1.3: Preventing Overfitting
A dataset can be divided into a
training dataset, and external test data in an 80:20, 70:30, or even 60:40
ratio, depending on the availability of data. Then a further split for
validation data is created from the remaining training data. The remaining
training dataset can be divided further into train and development test data in
the same ratio. We then train our model in iterations after performing feature
engineering and feature selection. At each iteration, we train our model, and
we test its performance on the development test data and validation data. Once
we get a model of acceptable performance, we test it on external test data to
ensure it generalizes well on unseen data.
Bias-variance tradeoff tells us that
by adding additional features, overfitting can happen. Overfitting can also
happen by doing feature selection. If the model has learned our data in a way
that
gives the best predictive power for the dependent variable, it doesn't
guarantee that it will generalize well on unseen data. What it only guarantees
is that it can perform well on the development test data and validation data
for validating our model.
One way to overcome this challenge
is to test your model on multiple development test data to understand how well
it can generalize. This can be performed by cross-validation.
Generally, we perform 5-fold
cross-validation. We obtain the training dataset after separating external test
data and validation data. The remaining training data is divided into 5 equal
parts, and 4 parts are used for training. The remaining 1 part is for the
development test. We also use validation data for measuring model performance.
We repeat this 5 times and average the model metric across 5 samples for the
development test data and validation data. Doing this reduces the likelihood of
overfitting. In addition to cross-validation, we will test the model on
external test data to ensure that indeed the cross-validation score is
reliable.
If the average of the model metric
of 5 cross-validations is very different from the model metric of external test
data, we will need to do further probing in the dataset to check if the data
distribution is very different in 5-fold cross-validation and validation data
Vs external test data. The object of the probe should be to ensure that data
distribution is close to the real-world values in all 3 datasets. i.e. 1)

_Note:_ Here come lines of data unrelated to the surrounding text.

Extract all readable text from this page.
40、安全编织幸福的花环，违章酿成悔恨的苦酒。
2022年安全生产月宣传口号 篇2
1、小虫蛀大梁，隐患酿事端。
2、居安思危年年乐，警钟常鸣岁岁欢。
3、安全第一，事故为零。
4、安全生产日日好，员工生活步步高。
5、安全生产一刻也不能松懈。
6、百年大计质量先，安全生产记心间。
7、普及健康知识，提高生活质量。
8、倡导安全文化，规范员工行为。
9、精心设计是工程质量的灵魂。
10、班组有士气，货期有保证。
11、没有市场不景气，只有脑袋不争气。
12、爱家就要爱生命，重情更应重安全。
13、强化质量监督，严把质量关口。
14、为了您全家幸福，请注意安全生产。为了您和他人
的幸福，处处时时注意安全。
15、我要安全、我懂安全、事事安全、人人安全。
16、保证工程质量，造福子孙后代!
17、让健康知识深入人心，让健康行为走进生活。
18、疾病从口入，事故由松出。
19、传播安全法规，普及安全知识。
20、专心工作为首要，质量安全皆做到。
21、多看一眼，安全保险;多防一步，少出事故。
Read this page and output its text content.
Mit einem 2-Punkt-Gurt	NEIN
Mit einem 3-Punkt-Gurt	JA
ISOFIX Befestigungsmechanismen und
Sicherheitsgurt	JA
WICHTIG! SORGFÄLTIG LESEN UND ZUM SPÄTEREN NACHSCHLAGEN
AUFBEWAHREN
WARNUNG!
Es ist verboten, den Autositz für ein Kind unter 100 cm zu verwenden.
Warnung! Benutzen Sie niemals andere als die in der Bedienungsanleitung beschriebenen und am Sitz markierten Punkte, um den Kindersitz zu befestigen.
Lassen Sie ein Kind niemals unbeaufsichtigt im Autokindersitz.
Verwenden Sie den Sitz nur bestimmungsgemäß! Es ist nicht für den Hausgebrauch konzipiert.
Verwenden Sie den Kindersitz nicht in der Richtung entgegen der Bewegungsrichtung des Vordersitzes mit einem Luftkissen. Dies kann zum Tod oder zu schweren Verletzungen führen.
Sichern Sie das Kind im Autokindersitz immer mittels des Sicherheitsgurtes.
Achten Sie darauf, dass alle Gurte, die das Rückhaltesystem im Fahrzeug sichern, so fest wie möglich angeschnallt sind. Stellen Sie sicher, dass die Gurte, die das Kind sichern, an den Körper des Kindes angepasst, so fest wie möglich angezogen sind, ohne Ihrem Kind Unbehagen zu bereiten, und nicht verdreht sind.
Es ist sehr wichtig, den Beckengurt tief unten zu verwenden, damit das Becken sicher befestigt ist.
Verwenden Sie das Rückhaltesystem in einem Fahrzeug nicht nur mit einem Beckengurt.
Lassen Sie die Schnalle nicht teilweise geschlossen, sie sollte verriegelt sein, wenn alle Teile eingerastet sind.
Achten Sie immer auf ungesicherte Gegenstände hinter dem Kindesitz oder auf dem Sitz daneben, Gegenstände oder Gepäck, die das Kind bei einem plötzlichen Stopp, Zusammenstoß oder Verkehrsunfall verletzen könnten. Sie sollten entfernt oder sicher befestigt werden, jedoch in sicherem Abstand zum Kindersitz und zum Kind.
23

training, 2) development test data in all cross-validation samples, 3)
validation data, as well as in 4) external test data. If any anomaly is
identified, it should be subject to further investigation.
Using 5-fold cross-validation is
subject to the availability of data. Although used as a universal standard, we
should use 5-fold only when we have sufficient data. In the absence of volume,
we can increase cross-validation from 5-fold to 10-fold, to get a more robust
averaged model metric. 'More' and 'less' are subjective when it comes to
datasets.
For example, for the training of the Twitter sentiment classifier, 8000 tweets
can be considered small, if we compare it against billions of tweets present in
the Twitter database. If we still have to use such a small number of tweets
dataset for modeling, it will be wise to use 10-fold cross-validation. However,
while modeling the average lifespan of endangered species, 8000 observations
can be considered voluminous data and we can limit cross-validation to 5-fold.
If the data has distinct strata, we
should ensure that train and test samples in cross-validation, as well as
external hold-out samples, should all be representative of all the strata. We
should proceed with stratified k-fold cross-validation in such cases. For
example, if we are developing a model for predicting the likelihood of
occurrence of a specific disease amongst people living in the US, given all the
body vitals and characteristics such as blood pressure, sugar level, heartbeat
rate, sodium level, cholesterol, daily minutes of exercise, body weight,
height, etc. Such a dataset should be collected from all the states. Overall
health and well-being might have less impact on a person based on which state
they belong to. Hence, we cannot use the state as a feature to train our model.
However, we should ensure that in the training and test samples across all
cross-validations, each state should have an equal percentage of observations.
This will ensure that model will generalize well to real-world circumstances.
While doing train vs test split and
even for external test data, we should give due regard to the unit of data.
Most often one single observation is a unit of data. We can split such a
dataset into cross-validation samples. However, when a data observation belongs
to a distinguishable group of similar observations, as a single unit, we will
consider it as a unit of data.
For example, if we are evaluating
the effectiveness of new medicine in regulating the blood pressure of
individual patients, we will record the dosage amount and resultant blood
pressure for multiple days. In this case, data recorded for all days for a
specific patient will be a unit of data. While splitting data into the training
set, external test data, and development test data, we should ensure that a
patient's data is present entirely either in training, external test data,
validation data, or development test data. In no case, a patient's data should
be present in more than one group from training, external test data, or
development test data. If a patient's data is present in both training and test
data simultaneously, then the results could be biased, as it will lead to
over-optimistic results for the same patient, as the model is already familiar
with similar values for the patient in training data. At an aggregate level, it
can give us overoptimistic model performance. Hence, we should identify units
of data and should ensure that data from a single unit is not present in
training, test, and/or external test data simultaneously.
If cross-validation is done right,
feature engineering and feature selection can help us identify a smaller set of
features that give the best performance for predicting the target variable.